Dúvidas sobre si mesma
Segundo a psicóloga, a partir dos seis meses do bebê, a vida já começa a ficar um pouco mais estável em relação aos cuidados com ele. É quando, então, a mulher começa a se voltar mais para si mesma. "Em geral, ela começa a buscar mais espaços internos para seu autocuidado físico e emocional - volta a trabalhar, muda o estilo de se vestir, retoma a vida social, retoma a vida conjugal, busca tempo para si", descreve. É nesse período que Katherine aponta a possível aparição de conflitos internos a respeito da própria identidade da mulher, sua missão e propósito de vida.
Também entram aí os questionamentos sobre o futuro, como: "Que mãe eu quero ser no futuro?", "Que família eu quero ter?", "Que mundo eu quero ajudar a construir para os meus filhos?", "O que eu quero para minha vida e para a vida dele?", "Quem sou eu agora?".

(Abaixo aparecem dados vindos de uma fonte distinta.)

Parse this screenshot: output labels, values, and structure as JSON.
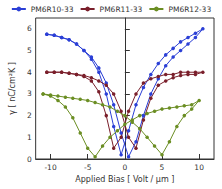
{
  "chart_data": {
    "type": "line",
    "x_label": "Applied Bias [ Volt / μm ]",
    "y_label": "γ [ nC/cm²K ]",
    "xlim": [
      -12,
      12
    ],
    "xticks": [
      -10,
      -5,
      0,
      5,
      10
    ],
    "ylim": [
      0,
      6.5
    ],
    "yticks": [
      0,
      1,
      2,
      3,
      4,
      5,
      6
    ],
    "grid": false,
    "legend": "top",
    "marker": "circle",
    "series": [
      {
        "name": "PM6R10-33",
        "color": "#2b3fd6",
        "x": [
          -10.5,
          -9.5,
          -8.5,
          -7.5,
          -6.5,
          -5.5,
          -4.5,
          -3.5,
          -2.5,
          -1.5,
          -0.5,
          0.5,
          1.5,
          2.5,
          3.5,
          4.5,
          5.5,
          6.5,
          7.5,
          8.5,
          9.5,
          10.5,
          9.5,
          8.5,
          7.5,
          6.5,
          5.5,
          4.5,
          3.5,
          2.5,
          1.5,
          0.5,
          -0.5,
          -1.5,
          -2.5,
          -3.5,
          -4.5,
          -5.5,
          -6.5,
          -7.5,
          -8.5,
          -9.5,
          -10.5
        ],
        "values": [
          5.75,
          5.7,
          5.6,
          5.5,
          5.3,
          5.0,
          4.6,
          4.0,
          3.0,
          1.5,
          0.2,
          1.3,
          2.5,
          3.3,
          3.9,
          4.4,
          4.8,
          5.1,
          5.4,
          5.6,
          5.8,
          6.0,
          5.6,
          5.3,
          5.0,
          4.7,
          4.3,
          3.7,
          3.0,
          2.0,
          0.8,
          0.1,
          1.2,
          2.5,
          3.5,
          4.2,
          4.7,
          5.0,
          5.3,
          5.5,
          5.6,
          5.7,
          5.75
        ]
      },
      {
        "name": "PM6R11-33",
        "color": "#7a1f2b",
        "x": [
          -10.5,
          -9.5,
          -8.5,
          -7.5,
          -6.5,
          -5.5,
          -4.5,
          -3.5,
          -2.5,
          -1.5,
          -0.5,
          0.5,
          1.5,
          2.5,
          3.5,
          4.5,
          5.5,
          6.5,
          7.5,
          8.5,
          9.5,
          10.5,
          9.5,
          8.5,
          7.5,
          6.5,
          5.5,
          4.5,
          3.5,
          2.5,
          1.5,
          0.5,
          -0.5,
          -1.5,
          -2.5,
          -3.5,
          -4.5,
          -5.5,
          -6.5,
          -7.5,
          -8.5,
          -9.5,
          -10.5
        ],
        "values": [
          4.0,
          4.0,
          4.0,
          3.95,
          3.9,
          3.8,
          3.6,
          3.1,
          2.0,
          0.5,
          1.0,
          2.2,
          3.0,
          3.5,
          3.7,
          3.8,
          3.9,
          3.9,
          4.0,
          4.0,
          4.0,
          4.0,
          3.9,
          3.9,
          3.85,
          3.75,
          3.6,
          3.4,
          2.8,
          1.8,
          0.5,
          1.0,
          2.2,
          3.0,
          3.4,
          3.6,
          3.75,
          3.85,
          3.9,
          3.95,
          4.0,
          4.0,
          4.0
        ]
      },
      {
        "name": "PM6R12-33",
        "color": "#6b8e23",
        "x": [
          -11,
          -10,
          -9,
          -8,
          -7,
          -6,
          -5,
          -4,
          -3,
          -2,
          -1,
          0,
          1,
          2,
          3,
          4,
          5,
          6,
          7,
          8,
          9,
          10,
          9,
          8,
          7,
          6,
          5,
          4,
          3,
          2,
          1,
          0,
          -1,
          -2,
          -3,
          -4,
          -5,
          -6,
          -7,
          -8,
          -9,
          -10,
          -11
        ],
        "values": [
          3.0,
          2.9,
          2.7,
          2.4,
          1.9,
          1.2,
          0.5,
          0.1,
          0.6,
          1.0,
          1.3,
          1.6,
          1.8,
          2.0,
          2.1,
          2.2,
          2.3,
          2.35,
          2.4,
          2.45,
          2.5,
          2.7,
          2.3,
          2.0,
          1.5,
          0.8,
          0.2,
          0.6,
          1.0,
          1.4,
          1.7,
          2.0,
          2.2,
          2.4,
          2.5,
          2.6,
          2.7,
          2.75,
          2.8,
          2.85,
          2.9,
          2.95,
          3.0
        ]
      }
    ]
  }
}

Demora ao recuperar a identidade pessoal
O movimento contrário também pode surgir, segundo Katherine. "É bastante comum que a mulher sinta angústia, ansiedade, o peso da maternidade, medo, dificuldade em se reconhecer e retomar a própria vida. Esse é um sinal claro de que essa mulher precisa de ajuda para se ver além da mãe que ela está se tornando", alerta a especialista.
Como passar bem pelo puerpério emocional?

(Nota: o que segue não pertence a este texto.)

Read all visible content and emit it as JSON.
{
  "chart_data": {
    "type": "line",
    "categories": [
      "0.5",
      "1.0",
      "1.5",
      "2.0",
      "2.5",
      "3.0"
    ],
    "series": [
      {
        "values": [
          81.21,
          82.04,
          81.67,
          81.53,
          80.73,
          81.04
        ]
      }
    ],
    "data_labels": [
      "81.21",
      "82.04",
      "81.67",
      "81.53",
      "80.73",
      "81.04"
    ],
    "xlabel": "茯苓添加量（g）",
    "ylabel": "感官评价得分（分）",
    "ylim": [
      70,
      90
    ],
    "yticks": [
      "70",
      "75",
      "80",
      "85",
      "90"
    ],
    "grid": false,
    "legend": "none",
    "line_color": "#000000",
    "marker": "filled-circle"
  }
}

Diante desses possíveis quadros, Katherine ressalta que a adaptação à maternidade vai muito além de um corpo que precisa voltar ao lugar. "A todo momento, desde a concepção, a descoberta da gestação, a gravidez, o parto, a amamentação, o pós-parto, estão sendo mobilizadas questões da história de vida dessa mãe, sua infância, seus traumas, a relação com os próprios pais. Tudo isso passa a ser refletido após o nascimento dos filhos e permeia a relação que está sendo construída com eles", explica ela.

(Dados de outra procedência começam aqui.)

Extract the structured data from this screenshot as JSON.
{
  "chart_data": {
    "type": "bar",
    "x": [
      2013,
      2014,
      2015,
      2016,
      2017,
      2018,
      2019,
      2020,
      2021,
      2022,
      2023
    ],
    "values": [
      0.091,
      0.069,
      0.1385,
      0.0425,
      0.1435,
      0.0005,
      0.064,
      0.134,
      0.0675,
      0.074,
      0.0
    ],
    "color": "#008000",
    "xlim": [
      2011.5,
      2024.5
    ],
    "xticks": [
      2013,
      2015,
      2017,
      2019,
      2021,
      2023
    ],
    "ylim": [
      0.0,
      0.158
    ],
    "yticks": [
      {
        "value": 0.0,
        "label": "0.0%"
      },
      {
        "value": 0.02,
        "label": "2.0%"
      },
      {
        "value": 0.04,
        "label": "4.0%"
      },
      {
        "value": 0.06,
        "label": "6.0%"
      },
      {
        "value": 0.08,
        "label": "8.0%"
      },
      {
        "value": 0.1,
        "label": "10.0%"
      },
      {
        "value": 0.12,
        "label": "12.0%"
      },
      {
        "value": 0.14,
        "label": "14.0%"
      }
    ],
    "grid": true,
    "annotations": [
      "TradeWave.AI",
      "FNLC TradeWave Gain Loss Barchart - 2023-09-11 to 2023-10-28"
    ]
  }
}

Ela reconhece que os tempos atuais estão mais permeados de informações e o próprio reconhecimento dessa situação faz com que seja possível atravessá-lo de forma mais consciente.
Por essa razão, Katherine indica que a mulher busque por assistência psicológica durante a gestação, o parto e o puerpério, se possível, já que é uma forma objetiva tanto para o diagnóstico, manejo e tratamento de transtornos perinatais (como depressão gestacional, depressão pós-parto e transtorno de ansiedade, burnout), como também para ajudar na prevenção destes e outros transtornos.
"Ainda que não haja a presença de um transtorno efetivamente, receber educação e informação acerca do puerpério fisiológico e do puerpério emocional, da mudança de vida após a chegada do bebê e ter informação a respeito das necessidades fisiológicas, psicológicas e afetivas do bebê certamente contribuem e muito para que essa mulher atravesse o puerpério de forma mais segura e confiante", argumenta.